In 1950 Holzworth became an intern at Angell Memorial Animal Hospital in Boston, Massachusetts. In 1951, she joined the permanent staff, and she would continue to practice at Angell until her retirement in 1986. Throughout her career, she specialized in the veterinary care of cats. Colleagues recalled her as the first to take on that role, at a time when dogs were a more popular animal.

Holzworth authored a number of important studies of feline disorders with her Angell colleagues, and she came to be recognized as a leading authority in the field. Donald F. Smith describes her as "the definitive expert in feline medicine of her generation and the most important promoter of veterinary care for cats since Dr. Louis Camuti". In 1963 she was the first to describe feline infectious peritonitis, a condition later recognized as caused by feline coronavirus infection. With Angell's Gus Thornton, she was responsible for the first formal documentation of hyperthyroidism in cats. She also wrote a case report of feline trichinosis; this was based on her own cat, according to her colleague Susan Cotter.

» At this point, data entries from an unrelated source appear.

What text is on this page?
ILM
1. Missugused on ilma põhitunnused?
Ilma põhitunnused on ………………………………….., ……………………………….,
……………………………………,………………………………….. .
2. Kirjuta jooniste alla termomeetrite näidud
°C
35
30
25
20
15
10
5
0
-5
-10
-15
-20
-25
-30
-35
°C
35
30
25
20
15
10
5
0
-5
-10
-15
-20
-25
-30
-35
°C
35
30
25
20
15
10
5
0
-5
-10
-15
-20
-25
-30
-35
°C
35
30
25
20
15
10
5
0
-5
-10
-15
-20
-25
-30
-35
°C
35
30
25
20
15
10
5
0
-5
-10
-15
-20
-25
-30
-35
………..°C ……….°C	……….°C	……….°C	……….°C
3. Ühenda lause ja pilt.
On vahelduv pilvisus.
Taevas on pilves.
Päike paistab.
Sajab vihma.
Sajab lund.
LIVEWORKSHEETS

Early in her career, Holzworth set out to write a book on feline diseases, with an intended publication date of 1962. However, the proliferation of research in the field led to a new plan, in which she would edit a two-volume work featuring contributions by a range of specialists. In the end, only the first volume of Diseases of the Cat: Medicine & Surgery ever appeared, published in 1987 to a generally favorable reception. B. M. Bush, reviewing it in the British Veterinary Journal, said it would be "invaluable" for teachers and researchers and "surely a new 'classic' textbook", while regretting that it did not include more concise summaries of the material. The designation as a "classic" was endorsed by Donald F. Smith in a historical article published in 2011. Susan Bunch, a former Angell intern, noted the presence in many chapters of "editor's comments that reflect Dr. Holzworth's personal experience and opinions".

Holzworth was a charter member of the Specialty of Internal Medicine within the American College of Veterinary Internal Medicine. She encouraged Fred W. Scott to set up the Feline Health Center at Cornell and served on its advisory council. She received a number of awards from professional organizations.

==Personal life==
Holzworth was an enthusiast of art and opera.

==Retirement and death==
After retiring in 1986, Holzworth moved to Lake Waramaug in Connecticut, near her childhood farm. She died at home on January 13, 2007. She left a bequest of approximately $2.8 million to the Cornell Feline Health Center, along with most of her collection of books and papers on cats.